Now maybe therein lies the catch-22, i.e., that words fail."

'This is perhaps where we begin to part ways in our thinking on the
subject.  The art experience is something common to everyone on
etree--otherwise we wouldn't be going through the pains we do to collect
art that moves us.  I'm looking for descriptions of the experience that
motivates us to be collectors and concert-goers.'

Well, to answer directly your question, I would think that it is just
those exact 'quintessential' experiences that we (ourselves, as
subjective agents) label/describe (randomly -or deliberately?) as
ideally or paramountly 'artistic' that keep us comin' on back for more!
Problem is, exactly as you pointed out, that it can't be the same for
you as it is for me -and I think this can even be proven on a reduced
biologic level today.  Make no mistake, I'm not allowing my boat to fall
upon the shoals of solipsism, but there IS a question of connection at
the center of the human element.

By this I mean that do the neural patterns that coincide with MY
experience of this [agreed upon] substrate reality or series of events
impart/cause in us necessarily different routings of electrical current
-do these patterns co-exist identically in separate brains?  When we're
both standing looking at that sunset, are the exact same areas of my
brain being stimulated electronically as they are in yours?  Can they?
Seems like a large logical jump to me, but I've been wrong before.  Are
differences in electrical pattern routing at a biologic level really the
essence of experiences direcly connected to this [again, agreed upon]
substrate we call reality?  If they did, would they represent (or
re-present) the perceived experience identically to each separate brain
(and assumedly each different individual, person, human being)?  C'mon.

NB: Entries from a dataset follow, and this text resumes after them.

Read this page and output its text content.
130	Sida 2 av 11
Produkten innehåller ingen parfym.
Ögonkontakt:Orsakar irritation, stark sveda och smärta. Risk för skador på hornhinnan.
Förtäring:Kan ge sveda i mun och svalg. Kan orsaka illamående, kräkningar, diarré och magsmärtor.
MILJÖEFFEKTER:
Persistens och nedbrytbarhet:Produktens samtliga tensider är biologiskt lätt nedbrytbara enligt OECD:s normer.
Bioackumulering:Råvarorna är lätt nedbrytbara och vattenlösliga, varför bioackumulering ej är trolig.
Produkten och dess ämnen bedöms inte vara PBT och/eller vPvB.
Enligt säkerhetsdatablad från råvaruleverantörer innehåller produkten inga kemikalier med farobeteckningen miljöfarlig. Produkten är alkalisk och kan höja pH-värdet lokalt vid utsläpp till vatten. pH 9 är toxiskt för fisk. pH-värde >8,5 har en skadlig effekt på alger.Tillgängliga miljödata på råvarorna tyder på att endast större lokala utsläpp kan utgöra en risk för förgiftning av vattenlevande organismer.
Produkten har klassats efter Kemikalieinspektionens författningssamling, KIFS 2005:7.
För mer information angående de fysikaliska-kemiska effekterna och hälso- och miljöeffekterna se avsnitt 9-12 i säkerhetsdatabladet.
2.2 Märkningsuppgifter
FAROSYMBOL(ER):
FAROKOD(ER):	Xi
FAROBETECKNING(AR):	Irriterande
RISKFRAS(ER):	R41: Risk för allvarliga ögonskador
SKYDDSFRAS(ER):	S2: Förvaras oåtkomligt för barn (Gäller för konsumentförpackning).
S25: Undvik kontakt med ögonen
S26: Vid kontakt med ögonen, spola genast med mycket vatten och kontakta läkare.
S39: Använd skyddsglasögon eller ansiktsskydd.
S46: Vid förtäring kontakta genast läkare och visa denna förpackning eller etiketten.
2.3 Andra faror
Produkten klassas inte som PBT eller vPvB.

No, the magic of sharing a great show is just exactly our self-deceiving
(and maybe  even believing at some level) that what we shared is/was
communal or common in a content-sense to all those present for said
artistic experience.

No, the essential nature of the written word, a representation in
general, a pictograph from a cave wall recently unveiled to the world
anew after eons of silent hiding, is nothing without its requisite and
necessary conceptual implication -absence.  Hence on some level, there
will be some inability to comprehend, to see, understand, or perceive.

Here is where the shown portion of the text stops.